Speaking on the state’s debt profile, the Commissioner disclosed that the state refused to apply for recent bailout from federal government but initiated a brilliant way to diffuse its debt to give government breathing space to embark on development programmes unencumbered.
“Akwa Ibom state debt profile was kept at N64.5b when this administration came into power. However, we decided to restructure the N64.5b to federal government bonds. The loan was to be paid for 3 years and we were to pay 3.5billion every month, but we made use of the window by the federal government to use the bond which will allow us to pay back the debt in a 20year period.”, he said.
The Commissioner also threw more light on the BVN scandal currently rocking the state civil service.

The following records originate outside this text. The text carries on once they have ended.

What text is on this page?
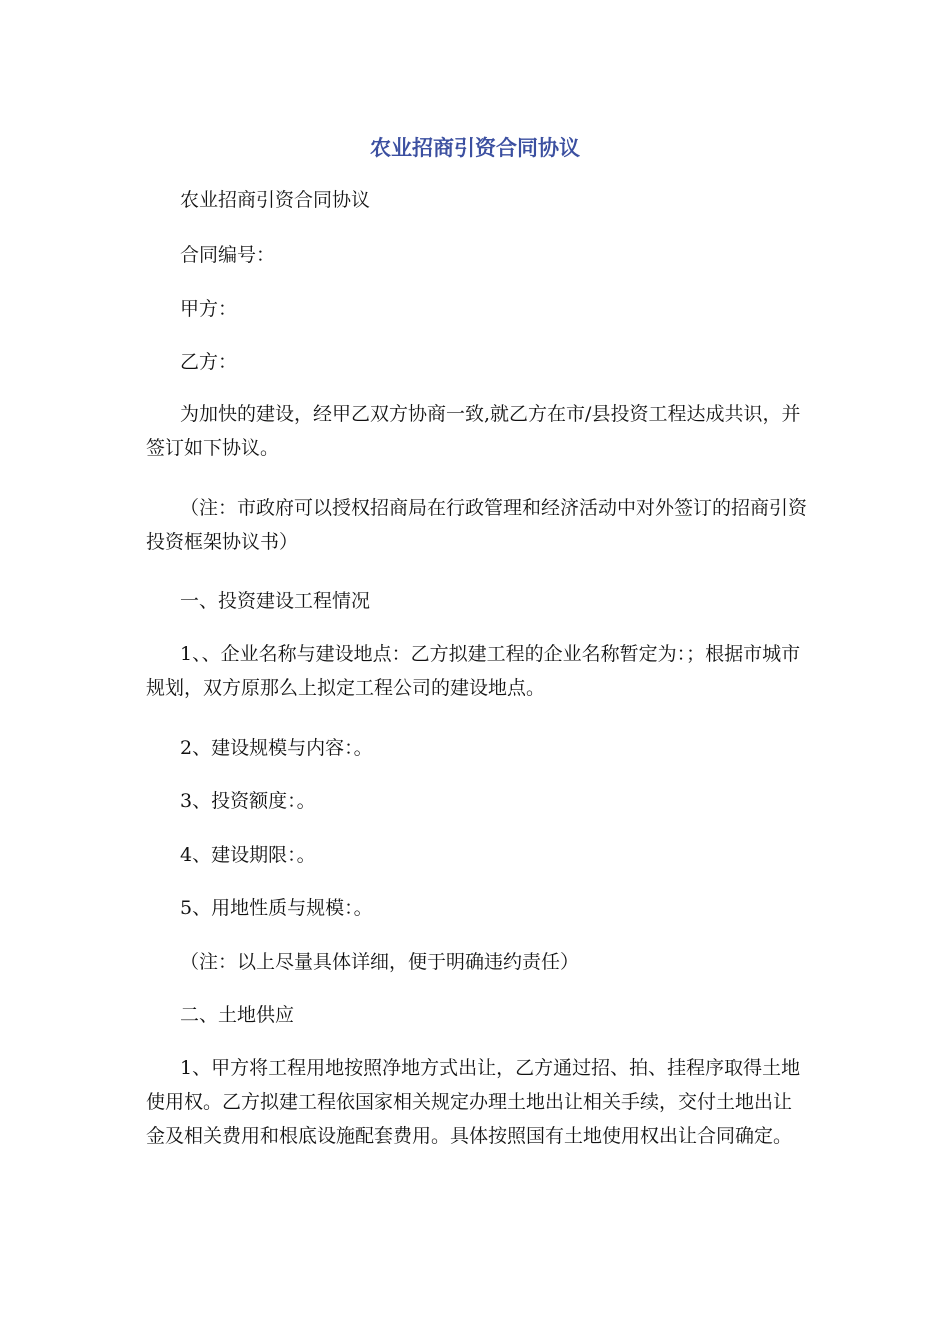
农业招商引资合同协议

农业招商引资合同协议

合同编号：

甲方：

乙方：

为加快的建设，经甲乙双方协商一致,就乙方在市/县投资工程达成共识，并签订如下协议。

（注：市政府可以授权招商局在行政管理和经济活动中对外签订的招商引资投资框架协议书）

一、投资建设工程情况

1、、企业名称与建设地点：乙方拟建工程的企业名称暂定为：；根据市城市规划，双方原那么上拟定工程公司的建设地点。

2、建设规模与内容：。

3、投资额度：。

4、建设期限：。

5、用地性质与规模：。

（注：以上尽量具体详细，便于明确违约责任）

二、土地供应

1、甲方将工程用地按照净地方式出让，乙方通过招、拍、挂程序取得土地使用权。乙方拟建工程依国家相关规定办理土地出让相关手续，交付土地出让金及相关费用和根底设施配套费用。具体按照国有土地使用权出让合同确定。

In his words, “Staff audit have been done in various Ministries, where it was discovered for instance that over 9 names are attached to one BVN.
That means one person receives salaries for 9 persons. We have isolated those cases and we will investigate them, so we advised people whose names appear in multiples against BVN to present themselves for physical for verification. In all, we have 1500 cases and will continue to search for more in order to block those leakages”.
Okon defended the planned establishment of an automobile assembling plant in the state saying, “if you know the number of vehicles that are imported into Nigeria every year, then you will know we are exporting labour to other parts of the world.
The automobile assembling plant is in order. It is mainly for assembling of luxurious buses and other vehicles for transportation companies and as I speak, the first consignment for the company has arrived”.
Asked if the present administration was interested in completing projects left behind by previous ones, he stated “We are doing house cleaning and computing figures on how much have been expended on projects and how much will be needed to complete projects”.